Une motion portée par le Parti socialiste (PS) demande la création d'un service indépendant chargé d'examiner les plaintes relatives à l'action policière. Ce service serait subordonné au Grand Conseil et traiterait aussi bien des signalements issus de la population que ceux venant de la police elle-même.
Pour les motionnaires, un tel organisme garantirait l'indépendance des enquêtes, renforcerait la confiance de la population dans l'Etat de droit et améliorerait la transparence dans le traitement des plaintes. Ils soulignent que cette démarche n'est en aucun cas dirigé contre la police.
Les plaintes à l'encontre de la police cantonale bernoise sont soit traitées directement par des organes internes, soit par le Tribunal administratif ou encore par le Ministère public dans le cadre d'une poursuite pénale. Pour les motionnaires, ce parcours juridique est complexe.

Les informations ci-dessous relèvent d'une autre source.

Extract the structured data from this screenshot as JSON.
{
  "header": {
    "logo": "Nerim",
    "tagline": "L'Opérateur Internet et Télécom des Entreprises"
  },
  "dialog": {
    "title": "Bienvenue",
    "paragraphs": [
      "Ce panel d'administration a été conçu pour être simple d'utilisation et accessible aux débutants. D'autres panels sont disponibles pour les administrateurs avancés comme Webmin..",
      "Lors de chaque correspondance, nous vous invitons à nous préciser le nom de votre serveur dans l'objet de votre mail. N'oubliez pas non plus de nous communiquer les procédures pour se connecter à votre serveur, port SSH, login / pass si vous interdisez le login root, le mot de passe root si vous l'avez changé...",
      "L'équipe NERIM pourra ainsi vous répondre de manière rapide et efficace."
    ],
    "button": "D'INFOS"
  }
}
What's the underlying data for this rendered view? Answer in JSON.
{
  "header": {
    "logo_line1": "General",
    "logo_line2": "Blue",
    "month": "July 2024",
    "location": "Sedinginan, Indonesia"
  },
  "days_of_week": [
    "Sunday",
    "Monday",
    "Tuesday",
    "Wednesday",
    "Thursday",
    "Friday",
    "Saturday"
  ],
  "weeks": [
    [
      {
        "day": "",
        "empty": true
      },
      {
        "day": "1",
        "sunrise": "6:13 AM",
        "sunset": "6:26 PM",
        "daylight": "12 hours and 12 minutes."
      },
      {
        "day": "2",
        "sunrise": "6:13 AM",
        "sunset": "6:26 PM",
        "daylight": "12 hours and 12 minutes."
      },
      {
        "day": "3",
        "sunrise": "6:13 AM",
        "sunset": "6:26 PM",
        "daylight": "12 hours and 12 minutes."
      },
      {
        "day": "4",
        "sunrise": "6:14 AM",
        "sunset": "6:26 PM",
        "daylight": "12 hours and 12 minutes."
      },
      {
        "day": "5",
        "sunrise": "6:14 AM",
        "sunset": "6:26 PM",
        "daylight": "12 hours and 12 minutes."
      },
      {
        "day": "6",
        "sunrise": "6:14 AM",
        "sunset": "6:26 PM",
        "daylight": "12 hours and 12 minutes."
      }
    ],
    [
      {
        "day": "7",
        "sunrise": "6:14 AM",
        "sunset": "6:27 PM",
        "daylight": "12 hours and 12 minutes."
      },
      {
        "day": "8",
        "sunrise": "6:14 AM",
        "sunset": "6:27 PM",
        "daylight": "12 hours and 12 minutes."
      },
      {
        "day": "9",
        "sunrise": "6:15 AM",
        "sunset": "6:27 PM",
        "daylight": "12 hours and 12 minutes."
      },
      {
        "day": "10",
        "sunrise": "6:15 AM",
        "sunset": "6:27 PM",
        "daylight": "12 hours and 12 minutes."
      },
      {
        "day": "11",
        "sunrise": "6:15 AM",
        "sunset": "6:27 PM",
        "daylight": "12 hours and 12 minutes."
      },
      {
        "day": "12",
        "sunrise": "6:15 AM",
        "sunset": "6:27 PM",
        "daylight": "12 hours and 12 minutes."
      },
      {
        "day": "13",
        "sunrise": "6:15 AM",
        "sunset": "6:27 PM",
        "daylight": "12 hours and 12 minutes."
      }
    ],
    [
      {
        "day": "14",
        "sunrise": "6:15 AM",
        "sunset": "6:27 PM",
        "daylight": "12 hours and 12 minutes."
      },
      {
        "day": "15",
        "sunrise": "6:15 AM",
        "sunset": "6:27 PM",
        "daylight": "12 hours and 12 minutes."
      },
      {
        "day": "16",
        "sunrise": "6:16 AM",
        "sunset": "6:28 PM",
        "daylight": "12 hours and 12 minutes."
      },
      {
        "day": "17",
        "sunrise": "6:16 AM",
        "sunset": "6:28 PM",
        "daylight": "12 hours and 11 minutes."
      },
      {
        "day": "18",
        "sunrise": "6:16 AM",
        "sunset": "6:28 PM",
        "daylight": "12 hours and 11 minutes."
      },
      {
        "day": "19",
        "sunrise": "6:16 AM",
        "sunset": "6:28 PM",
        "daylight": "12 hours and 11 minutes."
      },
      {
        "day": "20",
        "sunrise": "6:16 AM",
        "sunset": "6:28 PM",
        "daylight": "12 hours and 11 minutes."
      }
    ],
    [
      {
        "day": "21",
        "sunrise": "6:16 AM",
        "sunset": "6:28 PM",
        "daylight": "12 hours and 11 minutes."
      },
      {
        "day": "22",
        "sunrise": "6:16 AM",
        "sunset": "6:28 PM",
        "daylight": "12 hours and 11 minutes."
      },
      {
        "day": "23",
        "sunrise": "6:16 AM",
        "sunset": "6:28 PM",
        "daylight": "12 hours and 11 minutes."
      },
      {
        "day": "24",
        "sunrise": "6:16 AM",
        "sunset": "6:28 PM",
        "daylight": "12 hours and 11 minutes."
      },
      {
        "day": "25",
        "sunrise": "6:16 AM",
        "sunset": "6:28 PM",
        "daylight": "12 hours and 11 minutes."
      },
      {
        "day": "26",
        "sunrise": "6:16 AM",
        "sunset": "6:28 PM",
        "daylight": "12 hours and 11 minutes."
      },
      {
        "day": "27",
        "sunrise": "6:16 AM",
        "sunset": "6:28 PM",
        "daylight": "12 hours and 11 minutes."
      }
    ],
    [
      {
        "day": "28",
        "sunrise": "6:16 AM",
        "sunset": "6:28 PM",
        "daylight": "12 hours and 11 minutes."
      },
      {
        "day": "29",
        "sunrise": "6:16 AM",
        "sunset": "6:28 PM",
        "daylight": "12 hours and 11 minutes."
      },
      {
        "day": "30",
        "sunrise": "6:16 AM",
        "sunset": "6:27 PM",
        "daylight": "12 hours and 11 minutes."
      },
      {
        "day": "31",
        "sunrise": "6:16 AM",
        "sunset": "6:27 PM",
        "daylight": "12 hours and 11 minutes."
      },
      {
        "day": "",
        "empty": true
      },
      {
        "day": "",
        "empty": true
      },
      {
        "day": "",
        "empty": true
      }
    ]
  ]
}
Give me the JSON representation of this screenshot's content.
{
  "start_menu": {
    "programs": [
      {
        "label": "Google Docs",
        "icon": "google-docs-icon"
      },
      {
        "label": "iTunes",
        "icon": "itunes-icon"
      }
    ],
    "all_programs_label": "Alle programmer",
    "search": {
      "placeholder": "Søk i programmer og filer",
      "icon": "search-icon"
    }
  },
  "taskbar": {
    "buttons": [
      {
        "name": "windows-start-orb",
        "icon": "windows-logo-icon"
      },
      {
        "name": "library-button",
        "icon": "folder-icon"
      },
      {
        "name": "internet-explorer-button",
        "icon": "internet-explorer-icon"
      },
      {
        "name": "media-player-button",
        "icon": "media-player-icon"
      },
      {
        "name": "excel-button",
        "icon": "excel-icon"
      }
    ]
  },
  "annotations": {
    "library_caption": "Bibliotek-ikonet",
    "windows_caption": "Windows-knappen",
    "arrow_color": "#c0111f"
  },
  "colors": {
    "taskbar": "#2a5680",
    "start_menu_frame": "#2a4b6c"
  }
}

Dans sa réponse récemment publiée, le gouvernement relève que le système en place est probant. Il garantit transparence, protection juridique efficace et répartition claire des tâches entre la police, les autorités de surveillance et la justice.
Le Conseil-exécutif ajoute que cet organisme ne pourrait qu'énoncer des recommandations non contraignantes. Autre argument avancé pour recommander le rejet de la motion, la création d’un organisme qui serait subordonné au Parlement générerait des redondances et alourdirait la charge administrative, sans sécurité juridique.